# Data science and statistical design

Data analysis and statistical techniques are an essential element in many cross-disciplinary projects. Within our group, we have expertise in the design of experiments, the development of new data assimilation methods and novel methods for the analysis of physiological time series.

## Design of experiments

Design of experiments concerns the planning of a task to describe or explain the relationship between factors affecting a process. In other words, it is used to find cause-and-effect relationships and to compare treatments. Experimental design has a role in areas such as drug development, horticultural research and industrial processes. Research areas led by Janet Godolphin include design robustness and construction of factorial and fractional factorial designs.

### Robustness against design breakdown

Nuisance factors (for example batches of raw material in a manufacturing process) affect a response but are of no intrinsic interest. Blocking is used to eliminate the effect of nuisance factors on treatment comparisons, i.e. on the comparisons that are of interest. It is generally straightforward to obtain a blocked design with ‘good’ properties. However, observations can be lost during experimentation so the eventual design may have less desirable properties than the planned design. In the most extreme situation, an eventual design can be disconnected and it will not be possible to compare all treatments. Understanding the mechanism resulting in design breakdown for different design types leads to a design selection approach that incorporates robustness against breakdown through observation loss.

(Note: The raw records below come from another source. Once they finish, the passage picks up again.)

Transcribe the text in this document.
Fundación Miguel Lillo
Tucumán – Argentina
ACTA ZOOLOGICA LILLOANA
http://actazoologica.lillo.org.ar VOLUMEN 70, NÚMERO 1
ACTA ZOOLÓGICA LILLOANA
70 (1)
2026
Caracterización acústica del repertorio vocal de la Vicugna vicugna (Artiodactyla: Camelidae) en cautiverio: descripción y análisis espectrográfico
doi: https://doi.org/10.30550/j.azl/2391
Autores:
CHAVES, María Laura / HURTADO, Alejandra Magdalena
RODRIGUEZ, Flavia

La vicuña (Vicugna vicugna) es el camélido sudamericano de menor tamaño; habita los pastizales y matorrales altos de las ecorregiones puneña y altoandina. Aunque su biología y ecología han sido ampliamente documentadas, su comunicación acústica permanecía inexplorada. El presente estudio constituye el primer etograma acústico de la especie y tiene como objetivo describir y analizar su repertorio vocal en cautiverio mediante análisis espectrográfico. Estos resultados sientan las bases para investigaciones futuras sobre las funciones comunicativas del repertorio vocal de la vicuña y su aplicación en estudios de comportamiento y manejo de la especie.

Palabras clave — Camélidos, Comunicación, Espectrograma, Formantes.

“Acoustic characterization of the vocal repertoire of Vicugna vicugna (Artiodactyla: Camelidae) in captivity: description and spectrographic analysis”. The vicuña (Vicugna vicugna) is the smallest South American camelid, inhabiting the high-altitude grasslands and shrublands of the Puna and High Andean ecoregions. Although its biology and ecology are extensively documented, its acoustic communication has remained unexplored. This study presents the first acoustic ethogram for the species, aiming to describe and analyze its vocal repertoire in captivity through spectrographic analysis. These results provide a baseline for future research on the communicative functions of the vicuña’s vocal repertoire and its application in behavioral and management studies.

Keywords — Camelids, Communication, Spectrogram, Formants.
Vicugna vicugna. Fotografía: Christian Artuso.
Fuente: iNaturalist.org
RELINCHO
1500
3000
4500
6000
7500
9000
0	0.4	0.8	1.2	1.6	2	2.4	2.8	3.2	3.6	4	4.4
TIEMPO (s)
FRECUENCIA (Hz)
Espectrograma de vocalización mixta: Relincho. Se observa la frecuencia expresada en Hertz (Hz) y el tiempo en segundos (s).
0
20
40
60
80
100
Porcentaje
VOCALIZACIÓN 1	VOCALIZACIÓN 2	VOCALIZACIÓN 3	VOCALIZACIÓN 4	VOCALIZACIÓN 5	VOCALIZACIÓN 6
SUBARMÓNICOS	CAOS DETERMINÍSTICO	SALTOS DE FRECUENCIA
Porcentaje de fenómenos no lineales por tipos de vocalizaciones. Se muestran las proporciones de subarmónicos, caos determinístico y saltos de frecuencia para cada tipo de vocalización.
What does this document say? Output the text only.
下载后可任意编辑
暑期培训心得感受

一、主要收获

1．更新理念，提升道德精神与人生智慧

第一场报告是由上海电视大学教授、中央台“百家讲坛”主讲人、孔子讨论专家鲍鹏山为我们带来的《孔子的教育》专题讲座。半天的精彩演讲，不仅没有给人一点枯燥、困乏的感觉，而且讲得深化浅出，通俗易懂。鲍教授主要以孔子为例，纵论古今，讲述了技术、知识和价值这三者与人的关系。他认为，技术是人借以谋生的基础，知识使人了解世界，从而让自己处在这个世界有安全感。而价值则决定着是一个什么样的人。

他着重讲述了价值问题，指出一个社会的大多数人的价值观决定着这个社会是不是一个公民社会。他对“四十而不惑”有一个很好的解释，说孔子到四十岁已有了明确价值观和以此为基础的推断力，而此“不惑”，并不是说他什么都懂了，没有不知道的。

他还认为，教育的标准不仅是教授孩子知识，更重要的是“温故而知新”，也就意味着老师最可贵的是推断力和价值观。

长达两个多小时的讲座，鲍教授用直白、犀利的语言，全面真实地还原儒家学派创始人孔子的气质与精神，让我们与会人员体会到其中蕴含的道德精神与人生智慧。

### Construction of factorial and fractional factorial designs

Manufacturing processes can involve many factors. Factorial and fractional factorial designs play an important role in optimising multi-factor processes. Research areas concern the use of graph theory to construct designs providing estimates of main effects and of selected interactions when the treatment structure is factorial, both with and without blocking factors.

## Data assimilation for urban crime models

Recent mathematical research has developed several crime models such as agent-based model (ABM) for urban burglary that incorporate well-known interactions between individual criminals and environment at the neighbourhood level. These models provide an important tool to establish the links between hypothesised criminal behaviours embedded in the models and observed crime data.

Naratip Santitissadeekorn is developing a nonlinear filtering algorithm technique that can statistically merge model predictions with crime data, mathematically modelled a point process, in order to make better projections of future crime patterns such as crime hot spots. His research will also provide a non-invasive tool to quantify some well-known criminal behaviours (eg. near-repeat victimisation).

## Data assimilation in the neighbourhood of bifurcations

Data assimilation involves fusing models and data to estimate model parameters or to predict state variables, or both. In order to develop robust algorithms, it is important to understand both the data and the model structure.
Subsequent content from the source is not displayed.